April 10


TEXAS:

Condemned man in Dallas County case loses federal appeal


A Dallas-area man sent to death row for the robbery-slaying of his former
girlfriend 9 years ago has lost an appeal of his conviction.

The rejection by the 5th U.S. Circuit Court of Appeals in New Orleans
moves Robert Jean Hudson closer to his execution. He argued that his trial
lawyer was ineffective, the Dallas County sheriff's department had
forcibly medicated him during his capital murder trial, and a lower
appeals court improperly followed the law when it denied him a hearing.

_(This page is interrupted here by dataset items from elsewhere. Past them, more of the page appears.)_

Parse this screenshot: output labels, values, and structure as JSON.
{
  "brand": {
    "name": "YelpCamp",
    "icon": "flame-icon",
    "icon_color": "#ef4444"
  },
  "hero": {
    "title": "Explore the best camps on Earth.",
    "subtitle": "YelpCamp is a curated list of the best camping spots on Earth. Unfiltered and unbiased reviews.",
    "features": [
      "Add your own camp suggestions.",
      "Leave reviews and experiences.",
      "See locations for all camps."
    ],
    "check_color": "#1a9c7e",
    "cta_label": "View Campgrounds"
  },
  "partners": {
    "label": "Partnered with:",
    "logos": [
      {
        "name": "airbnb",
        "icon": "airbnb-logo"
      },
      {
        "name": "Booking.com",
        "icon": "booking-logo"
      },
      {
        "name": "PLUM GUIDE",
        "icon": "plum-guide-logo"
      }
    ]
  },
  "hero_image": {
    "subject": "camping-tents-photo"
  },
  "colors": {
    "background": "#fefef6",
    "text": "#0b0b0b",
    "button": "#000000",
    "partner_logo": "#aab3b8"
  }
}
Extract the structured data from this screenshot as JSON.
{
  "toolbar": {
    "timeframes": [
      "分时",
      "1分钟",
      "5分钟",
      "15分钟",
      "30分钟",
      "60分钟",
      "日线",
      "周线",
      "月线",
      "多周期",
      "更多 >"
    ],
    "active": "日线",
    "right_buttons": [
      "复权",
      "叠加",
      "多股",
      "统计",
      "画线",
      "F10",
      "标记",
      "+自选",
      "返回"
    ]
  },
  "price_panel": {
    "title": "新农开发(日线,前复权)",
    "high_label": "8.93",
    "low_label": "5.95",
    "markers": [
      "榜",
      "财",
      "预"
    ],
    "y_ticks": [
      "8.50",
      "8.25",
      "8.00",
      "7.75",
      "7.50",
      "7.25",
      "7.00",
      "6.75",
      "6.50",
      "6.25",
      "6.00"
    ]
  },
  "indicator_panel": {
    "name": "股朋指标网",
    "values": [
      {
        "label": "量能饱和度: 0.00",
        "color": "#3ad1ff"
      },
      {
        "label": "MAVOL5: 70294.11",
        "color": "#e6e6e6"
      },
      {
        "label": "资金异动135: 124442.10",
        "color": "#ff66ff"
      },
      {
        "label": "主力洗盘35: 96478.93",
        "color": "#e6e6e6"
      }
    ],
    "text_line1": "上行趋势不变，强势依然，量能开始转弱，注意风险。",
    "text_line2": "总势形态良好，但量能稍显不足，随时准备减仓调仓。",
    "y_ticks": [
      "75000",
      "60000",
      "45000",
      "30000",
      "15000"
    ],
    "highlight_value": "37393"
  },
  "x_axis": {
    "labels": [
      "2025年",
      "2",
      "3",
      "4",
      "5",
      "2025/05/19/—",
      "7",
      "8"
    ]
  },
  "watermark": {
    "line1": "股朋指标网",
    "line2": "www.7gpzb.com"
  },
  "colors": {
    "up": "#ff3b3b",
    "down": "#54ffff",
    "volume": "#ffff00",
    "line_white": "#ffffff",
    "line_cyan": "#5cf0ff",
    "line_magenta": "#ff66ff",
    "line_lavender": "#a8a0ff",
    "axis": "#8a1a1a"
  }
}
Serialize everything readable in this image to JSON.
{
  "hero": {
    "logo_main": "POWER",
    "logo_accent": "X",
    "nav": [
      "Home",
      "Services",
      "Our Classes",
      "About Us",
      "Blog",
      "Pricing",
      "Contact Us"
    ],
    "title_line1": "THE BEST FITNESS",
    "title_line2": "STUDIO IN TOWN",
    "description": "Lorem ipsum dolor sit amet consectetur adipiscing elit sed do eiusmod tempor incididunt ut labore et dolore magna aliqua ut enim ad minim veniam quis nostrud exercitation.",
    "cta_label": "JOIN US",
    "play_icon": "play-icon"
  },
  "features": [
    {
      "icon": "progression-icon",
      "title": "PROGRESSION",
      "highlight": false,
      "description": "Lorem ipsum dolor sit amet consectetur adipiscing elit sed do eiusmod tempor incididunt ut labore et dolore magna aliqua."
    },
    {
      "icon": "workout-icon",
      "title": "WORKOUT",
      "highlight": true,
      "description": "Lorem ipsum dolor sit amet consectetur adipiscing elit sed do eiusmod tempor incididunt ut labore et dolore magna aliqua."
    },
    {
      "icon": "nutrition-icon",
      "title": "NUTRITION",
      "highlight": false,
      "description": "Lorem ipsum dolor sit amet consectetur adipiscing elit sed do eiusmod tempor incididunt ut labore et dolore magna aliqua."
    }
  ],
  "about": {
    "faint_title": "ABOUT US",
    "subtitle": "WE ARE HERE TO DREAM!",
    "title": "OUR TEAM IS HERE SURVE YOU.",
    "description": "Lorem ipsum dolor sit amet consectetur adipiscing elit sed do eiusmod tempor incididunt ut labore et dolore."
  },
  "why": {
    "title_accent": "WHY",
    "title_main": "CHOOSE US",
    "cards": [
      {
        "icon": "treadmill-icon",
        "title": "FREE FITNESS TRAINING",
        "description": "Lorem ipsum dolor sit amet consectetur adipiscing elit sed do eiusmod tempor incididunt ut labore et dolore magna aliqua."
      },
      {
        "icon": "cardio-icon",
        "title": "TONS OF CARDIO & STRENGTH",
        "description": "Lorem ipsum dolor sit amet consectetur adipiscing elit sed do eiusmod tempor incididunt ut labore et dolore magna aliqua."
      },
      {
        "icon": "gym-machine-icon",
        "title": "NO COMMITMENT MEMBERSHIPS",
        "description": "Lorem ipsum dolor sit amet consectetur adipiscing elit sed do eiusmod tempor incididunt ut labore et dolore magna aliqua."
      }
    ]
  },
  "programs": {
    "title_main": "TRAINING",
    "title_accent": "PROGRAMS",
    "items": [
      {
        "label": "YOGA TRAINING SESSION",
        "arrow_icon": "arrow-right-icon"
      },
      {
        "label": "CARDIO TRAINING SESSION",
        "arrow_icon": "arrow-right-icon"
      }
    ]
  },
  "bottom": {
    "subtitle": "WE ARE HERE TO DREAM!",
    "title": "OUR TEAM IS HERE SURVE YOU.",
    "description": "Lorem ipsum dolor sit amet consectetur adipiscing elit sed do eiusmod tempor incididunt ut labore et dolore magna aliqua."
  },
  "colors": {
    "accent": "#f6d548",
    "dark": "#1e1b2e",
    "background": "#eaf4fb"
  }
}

The Irving man was convicted of the May 1999 fatal stabbing of 35-year-old
Edith Kendrick at her apartment in Mesquite. The attack also left her
8-year-old son severely stabbed.

Hudson still could appeal to the U.S. Supreme Court. The justices have
effectively stopped all executions while it considers whether lethal
injection procedures like those used in Texas are constitutionally proper.
Hudson hasn't had an execution date set.

(source: Associated Press)

*********************

Rodriguez set for another step toward death row


9 days after a Randall County jury sentenced Rosendo Rodriguez III to
death, Judge Jim Bob Darnell will formally sentence him today in the 140th
District Court.

Rodriguez was convicted last month of capital murder for the rape and
murder of Summer Baldwin and the death of her unborn son in 2005.

Rodriguez killed Baldwin in a Lubbock hotel room after having sex with the
29-year-old.

He then stuffed her in a suitcase, threw her in a Dumpster and ate a
couple of fast-food value meals.

After convicting him, jurors learned during the punishment phase of the
trial of Rodriguez's history of rape and violence.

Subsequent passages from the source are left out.